Три Гирея
Булюк-Гирей уже месяц томился в Инкерманской крепости. Он очень похудел, питаясь лепешками. Одежда на нем была изодрана и висела грязными лохмотьями. Булюк ожидал смерти всякий раз, когда тяжелая дверь начинала невыносимо скрипеть. Вот сейчас войдут двое палачей, в руках одного из них будет веревка — и тогда конец! Но опасения были напрасными — тюремный надзиратель с поклоном приносил ему лепешку и кувшин кумыса. Для старого янычара, много повидавшего, Булюк оставался наследником Бахчэ-Сарая. Надзиратель мог припомнить, когда из крепости пересаживались и на ханский трон. Так к чему же искушать судьбу? Сегодня пленник, а завтра, возможно, хан. Лучше поклониться сейчас, это верный способ уберечь голову в дальнейшем.

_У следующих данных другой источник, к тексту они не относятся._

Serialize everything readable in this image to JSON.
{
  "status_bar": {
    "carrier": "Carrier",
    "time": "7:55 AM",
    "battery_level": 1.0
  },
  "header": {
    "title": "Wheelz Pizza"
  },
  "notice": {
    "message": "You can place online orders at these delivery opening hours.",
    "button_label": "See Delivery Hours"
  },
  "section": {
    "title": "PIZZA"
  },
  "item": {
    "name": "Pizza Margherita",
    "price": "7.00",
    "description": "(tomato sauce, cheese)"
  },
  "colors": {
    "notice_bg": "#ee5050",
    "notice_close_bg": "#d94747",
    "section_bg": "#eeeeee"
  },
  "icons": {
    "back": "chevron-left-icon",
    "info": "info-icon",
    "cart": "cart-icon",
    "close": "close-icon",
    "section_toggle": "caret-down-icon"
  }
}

Булюк-Гирей в ярости швырял кувшин в стену и требовал мяса. Надзиратель всякий раз без слов подбирал с каменного пола черепки и уходил. «Только бы выжить, — молился Булюк. — Я накажу всех своих врагов, щедро вознагражу друзей за долготерпение. Только сохрани мне жизнь, Всевышний! — И пленник молился все неистовее. — Я вернусь в ту жизнь, из которой с позором был изгнан. Я вернусь, чтобы остаться в ней и сделаться победителем!»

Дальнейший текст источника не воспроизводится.